The first line of each test case contains a string 'S', denoting the given string.
The second line of each test case contains an integer 'N', denoting the size of the given set of words.
The next 'N' lines contain a string denoting the ith word in the dictionary.
``````
##### Output format:
``````For each test case print, the minimum number of times given string 'S' need to be broken in such a way that all the subparts are present in the Dictionary. In cases, when it is impossible to break string S, print -1.

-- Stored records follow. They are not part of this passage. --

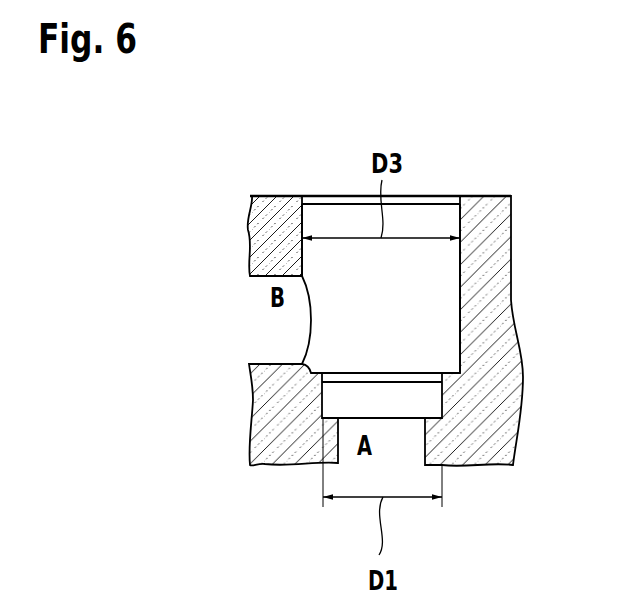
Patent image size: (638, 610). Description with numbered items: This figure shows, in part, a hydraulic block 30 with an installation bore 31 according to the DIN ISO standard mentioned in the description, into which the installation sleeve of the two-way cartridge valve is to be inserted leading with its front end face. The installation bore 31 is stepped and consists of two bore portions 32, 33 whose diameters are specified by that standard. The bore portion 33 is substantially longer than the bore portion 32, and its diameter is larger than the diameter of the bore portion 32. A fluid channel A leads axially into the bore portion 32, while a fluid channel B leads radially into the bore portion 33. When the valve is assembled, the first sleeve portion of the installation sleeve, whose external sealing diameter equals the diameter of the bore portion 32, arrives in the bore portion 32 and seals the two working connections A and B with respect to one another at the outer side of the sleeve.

The hydraulic block 30 is at (483, 239).
The installation bore 31 is at (438, 222).
The bore portion 32 is at (434, 396).
The bore portion 33 is at (462, 298).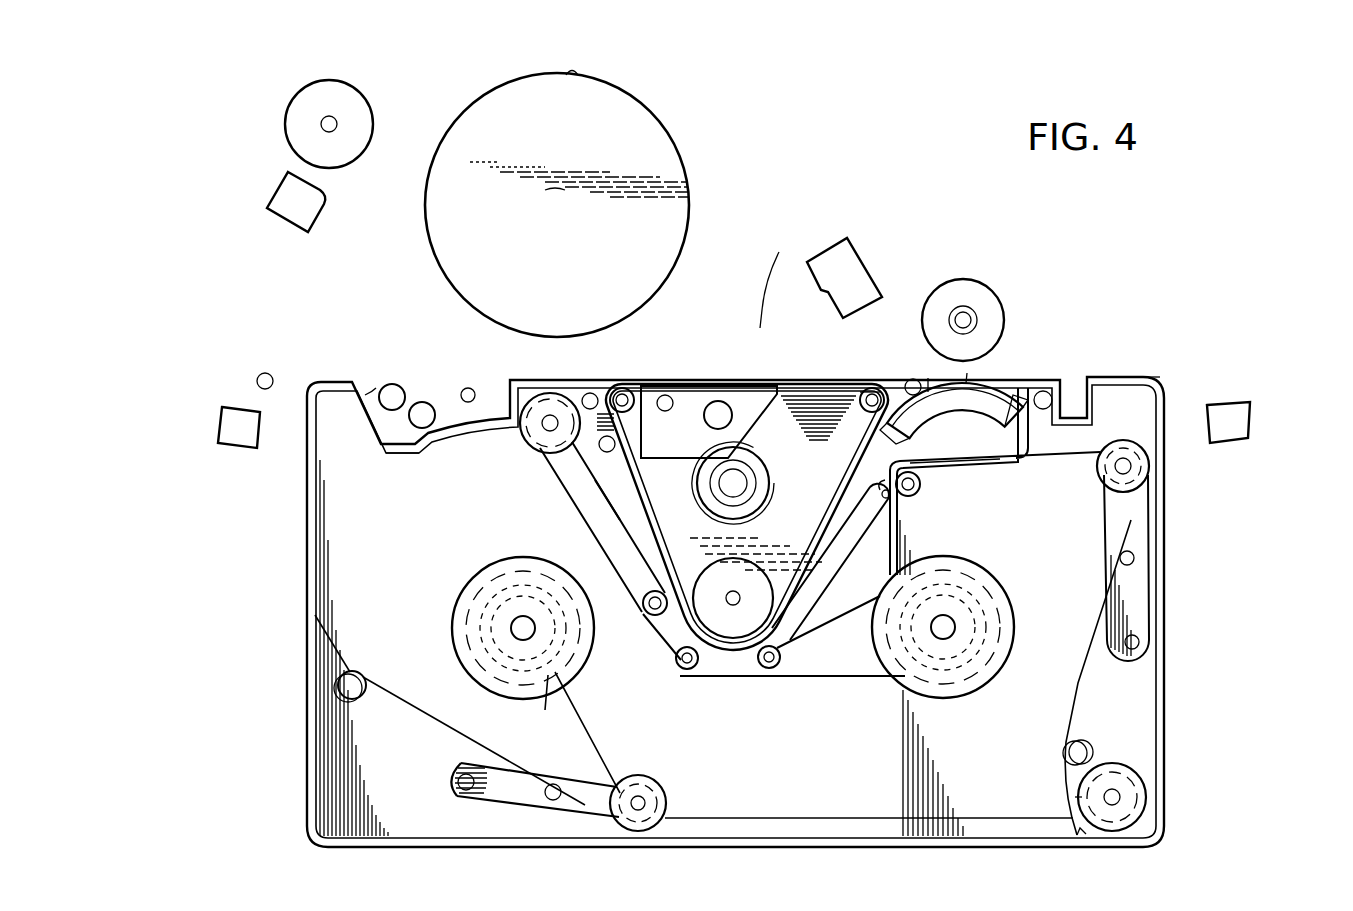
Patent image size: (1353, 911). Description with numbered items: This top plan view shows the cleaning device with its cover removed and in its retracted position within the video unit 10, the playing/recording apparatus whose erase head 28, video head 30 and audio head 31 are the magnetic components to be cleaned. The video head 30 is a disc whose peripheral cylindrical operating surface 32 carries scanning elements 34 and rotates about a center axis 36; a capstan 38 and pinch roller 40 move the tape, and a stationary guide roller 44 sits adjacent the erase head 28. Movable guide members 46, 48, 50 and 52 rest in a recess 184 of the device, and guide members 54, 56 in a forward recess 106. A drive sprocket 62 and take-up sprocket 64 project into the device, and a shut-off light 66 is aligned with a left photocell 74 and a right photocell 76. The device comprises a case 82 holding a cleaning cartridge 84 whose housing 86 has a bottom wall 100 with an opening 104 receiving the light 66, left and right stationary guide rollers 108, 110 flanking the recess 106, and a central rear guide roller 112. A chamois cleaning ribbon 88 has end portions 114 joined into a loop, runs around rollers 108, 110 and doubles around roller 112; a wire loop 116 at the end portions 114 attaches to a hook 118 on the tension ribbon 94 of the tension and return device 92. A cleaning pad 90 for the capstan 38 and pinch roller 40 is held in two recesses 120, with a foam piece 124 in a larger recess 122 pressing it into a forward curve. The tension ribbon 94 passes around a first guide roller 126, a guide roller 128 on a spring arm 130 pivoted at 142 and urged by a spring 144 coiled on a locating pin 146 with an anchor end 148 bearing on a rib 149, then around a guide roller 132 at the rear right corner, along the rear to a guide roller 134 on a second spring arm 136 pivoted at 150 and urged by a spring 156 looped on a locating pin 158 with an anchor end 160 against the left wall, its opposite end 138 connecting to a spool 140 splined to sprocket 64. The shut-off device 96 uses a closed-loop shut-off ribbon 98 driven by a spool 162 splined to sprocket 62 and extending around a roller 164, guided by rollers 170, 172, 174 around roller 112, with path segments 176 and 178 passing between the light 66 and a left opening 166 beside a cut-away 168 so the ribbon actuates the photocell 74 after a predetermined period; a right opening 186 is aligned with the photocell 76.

The video unit 10 is at (878, 157).
The erase head 28 is at (278, 195).
The video head 30 is at (632, 104).
The audio head 31 is at (850, 257).
The peripheral cylindrically shaped operating surface 32 is at (688, 155).
The scanning elements 34 is at (575, 70).
The center axis 36 is at (558, 208).
The capstan 38 is at (913, 378).
The pinch roller 40 is at (973, 290).
The second stationary guide roller 44 is at (352, 96).
The guide member 46 is at (255, 381).
The guide member 48 is at (392, 384).
The guide member 50 is at (422, 402).
The guide member 52 is at (470, 388).
The guide member 54 is at (705, 382).
The guide member 56 is at (704, 388).
The first drive sprocket 62 is at (990, 590).
The second take-up sprocket 64 is at (505, 565).
The shut-off light 66 is at (733, 482).
The left photocell 74 is at (210, 432).
The right photocell 76 is at (1237, 422).
The case 82 is at (1164, 533).
The cleaning cartridge 84 is at (771, 284).
The housing 86 is at (824, 378).
The cleaning ribbon 88 is at (752, 385).
The cleaning pad 90 is at (975, 380).
The tension and return device 92 is at (1089, 528).
The tension ribbon 94 is at (1065, 457).
The shut-off device 96 is at (802, 695).
The shut-off ribbon 98 is at (848, 680).
The bottom wall 100 is at (840, 515).
The opening 104 is at (730, 500).
The forward recess 106 is at (667, 395).
The left stationary guide roller 108 is at (623, 388).
The right stationary guide roller 110 is at (855, 402).
The guide roller 112 is at (745, 575).
The end portions 114 is at (828, 555).
The wire loop 116 is at (890, 495).
The hook 118 is at (880, 490).
The recesses 120 is at (1000, 390).
The recess 122 is at (930, 460).
The compressible foam piece 124 is at (928, 378).
The first guide roller 126 is at (915, 492).
The guide roller 128 is at (1148, 468).
The spring arm 130 is at (1133, 590).
The guide roller 132 is at (1142, 808).
The third guide roller 134 is at (668, 803).
The second spring arm 136 is at (507, 795).
The opposite end 138 is at (572, 732).
The spool 140 is at (470, 597).
The pivot 142 is at (1140, 642).
The spring 144 is at (1077, 684).
The locating pin 146 is at (1063, 755).
The anchor end 148 is at (1068, 800).
The rib 149 is at (1088, 832).
The pivot 150 is at (447, 790).
The spring 156 is at (400, 690).
The locating pin 158 is at (362, 700).
The anchor end 160 is at (360, 635).
The spool 162 is at (975, 578).
The roller 164 is at (548, 393).
The through opening 166 is at (305, 437).
The cut away portion 168 is at (380, 450).
The guide roller 170 is at (770, 670).
The guide roller 172 is at (685, 672).
The guide roller 174 is at (640, 622).
The first path segment 176 is at (550, 480).
The second path segment 178 is at (597, 507).
The recess 184 is at (365, 397).
The right opening 186 is at (1159, 420).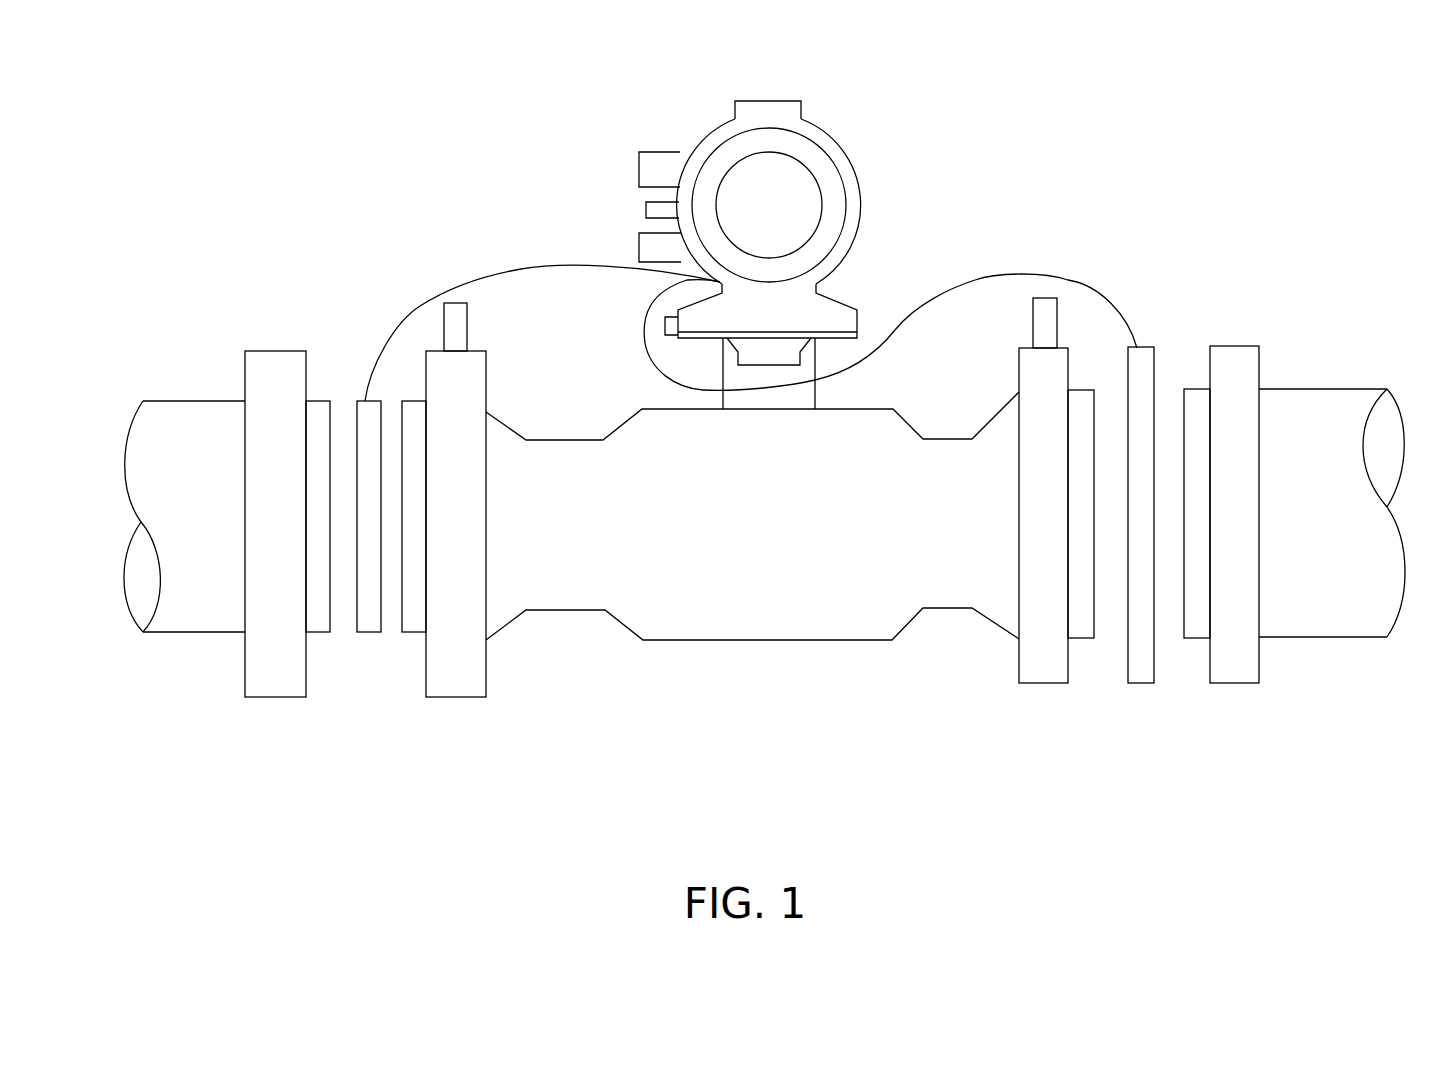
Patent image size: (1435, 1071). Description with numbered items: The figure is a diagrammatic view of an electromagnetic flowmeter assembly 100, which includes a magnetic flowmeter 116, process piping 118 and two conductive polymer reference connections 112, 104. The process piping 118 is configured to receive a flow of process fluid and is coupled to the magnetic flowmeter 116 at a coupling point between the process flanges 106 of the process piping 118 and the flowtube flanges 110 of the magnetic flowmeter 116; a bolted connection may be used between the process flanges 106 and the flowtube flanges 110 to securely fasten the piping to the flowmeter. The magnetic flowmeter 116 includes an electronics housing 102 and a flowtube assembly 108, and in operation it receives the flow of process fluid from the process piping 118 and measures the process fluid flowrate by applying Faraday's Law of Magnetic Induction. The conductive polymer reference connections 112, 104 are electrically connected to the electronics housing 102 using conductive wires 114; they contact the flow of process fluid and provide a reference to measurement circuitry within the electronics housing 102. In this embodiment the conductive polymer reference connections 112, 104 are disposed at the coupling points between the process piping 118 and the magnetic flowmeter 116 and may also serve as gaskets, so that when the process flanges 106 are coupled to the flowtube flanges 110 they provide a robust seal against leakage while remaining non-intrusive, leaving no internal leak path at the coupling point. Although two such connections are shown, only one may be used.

The electromagnetic flowmeter assembly 100 is at (1038, 145).
The electronics housing 102 is at (697, 145).
The conductive polymer reference connection 104 is at (1157, 363).
The process flanges 106 is at (275, 351).
The flowtube assembly 108 is at (786, 640).
The flowtube flanges 110 is at (457, 698).
The conductive polymer reference connection 112 is at (355, 429).
The conductive wires 114 is at (965, 287).
The magnetic flowmeter 116 is at (772, 88).
The process piping 118 is at (142, 648).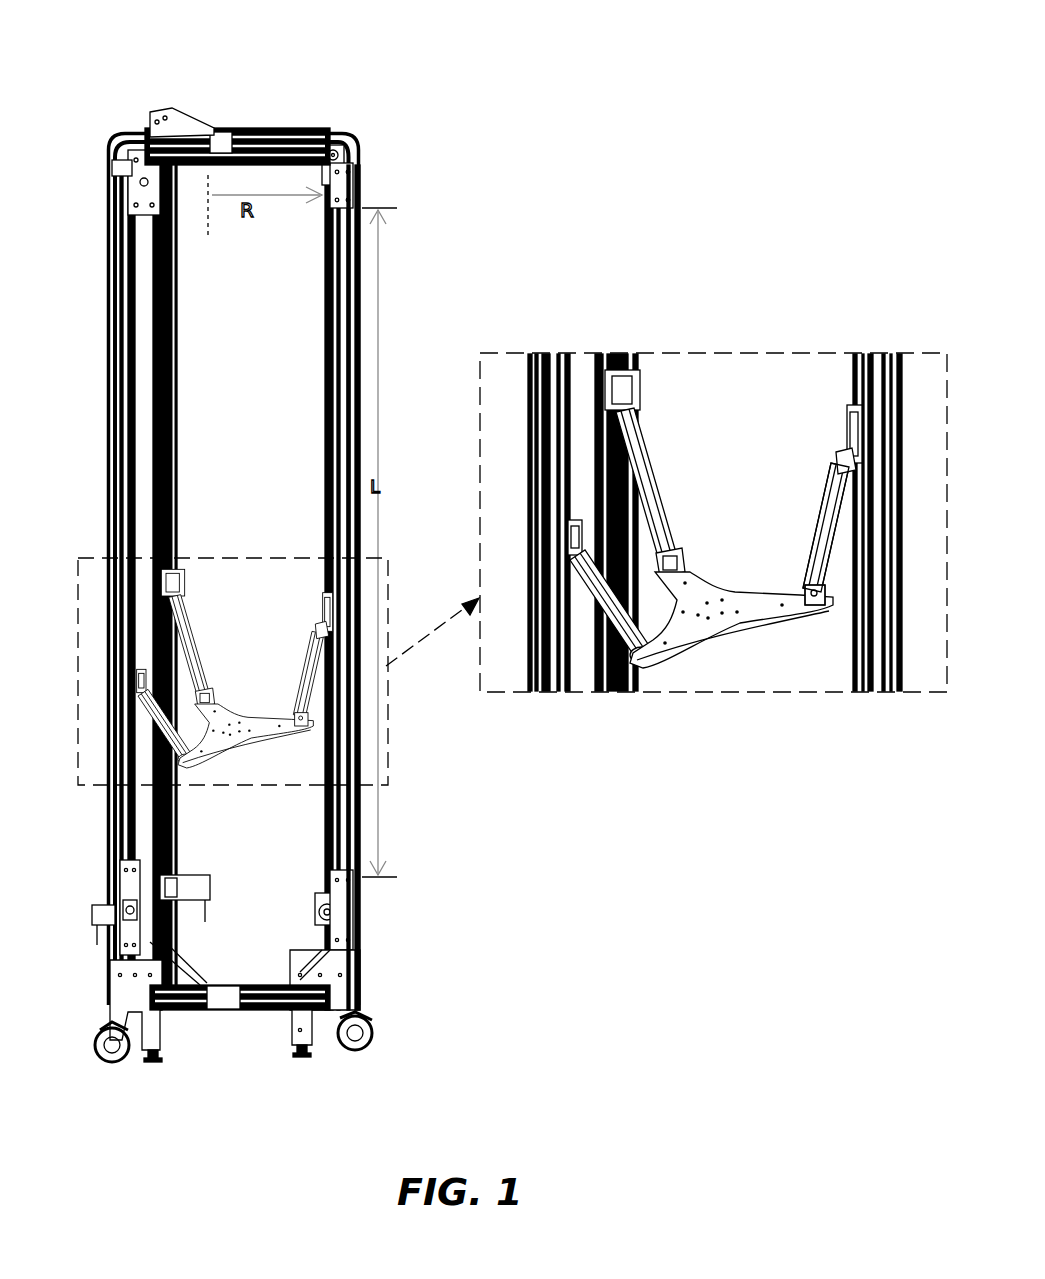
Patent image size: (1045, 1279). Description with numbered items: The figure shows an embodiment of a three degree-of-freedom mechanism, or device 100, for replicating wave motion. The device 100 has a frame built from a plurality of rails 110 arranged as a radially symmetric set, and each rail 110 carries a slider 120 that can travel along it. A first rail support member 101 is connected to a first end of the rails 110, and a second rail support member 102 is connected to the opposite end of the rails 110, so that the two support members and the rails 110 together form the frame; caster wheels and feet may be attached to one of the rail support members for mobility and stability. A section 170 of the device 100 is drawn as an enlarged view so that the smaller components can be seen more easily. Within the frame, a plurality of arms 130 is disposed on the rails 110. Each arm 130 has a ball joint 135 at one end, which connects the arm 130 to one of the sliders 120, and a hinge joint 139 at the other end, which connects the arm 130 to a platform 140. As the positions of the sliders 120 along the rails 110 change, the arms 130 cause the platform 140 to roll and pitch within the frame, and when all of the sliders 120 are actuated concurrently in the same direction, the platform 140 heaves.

The 3DOF mechanism 100 is at (67, 41).
The first rail support member 101 is at (258, 112).
The second rail support member 102 is at (242, 1036).
The rail 110 is at (342, 283).
The slider 120 is at (645, 378).
The arm 130 is at (826, 500).
The ball joint 135 is at (835, 456).
The hinge joint 139 is at (806, 590).
The platform 140 is at (738, 624).
The section 170 is at (747, 320).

Print the output of each testcase in a separate line.
``````
##### Note:
``````You do not need to print anything, it has already been taken care of. Just implement the given function.
``````
##### Constraints:
``````1 <= T <= 50
1 <= N <= 10^4
1 <= |S| <= 50
1 <= |word[i]| <= 50
‘A’ <= S[i] <= ‘Z’

Where |S| denotes the length of the given string, |word[i]| denotes the length of the ith word in the Dictionary.
It is guaranteed that all the words in the dictionary consist of only uppercase English alphabets from ‘A’ to ‘Z’.

Time Limit: 1 sec.
`````` ## Approach 1

• We try to break the given string S, in every possible way and will take the minimum of all ways to break S, such that all the parts are present in the Dictionary.
• For trying all possible ways of breaking, we will form a recursive function, which will return the minimum number of breaks required for breaking the given string such that each part is present in the Dictionary.
• The base conditions for this will be the following:
• When the string is already present in the Dictionary, we don’t require any breaking in this case hence we return 0 here.
• When string length is 1 and it is not present in the dictionary, so there is no way to break it further as well this is not a part Dictionary, hence we return some big integer denoting there is no possible way to break the given string.
• In cases where base conditions are not met, we try to break the string in all possible ways and call the same function to calculate minimum breaks required on both parts.
• We keep track of the minimum of all possible ways to break the current string after each attempt of breaking it. And finally, return this minimum.
• Calling this function with the current string will give us the required minimum breaks. If it is impossible for the string to break, this will return a big integer value. So we will print -1 in such cases.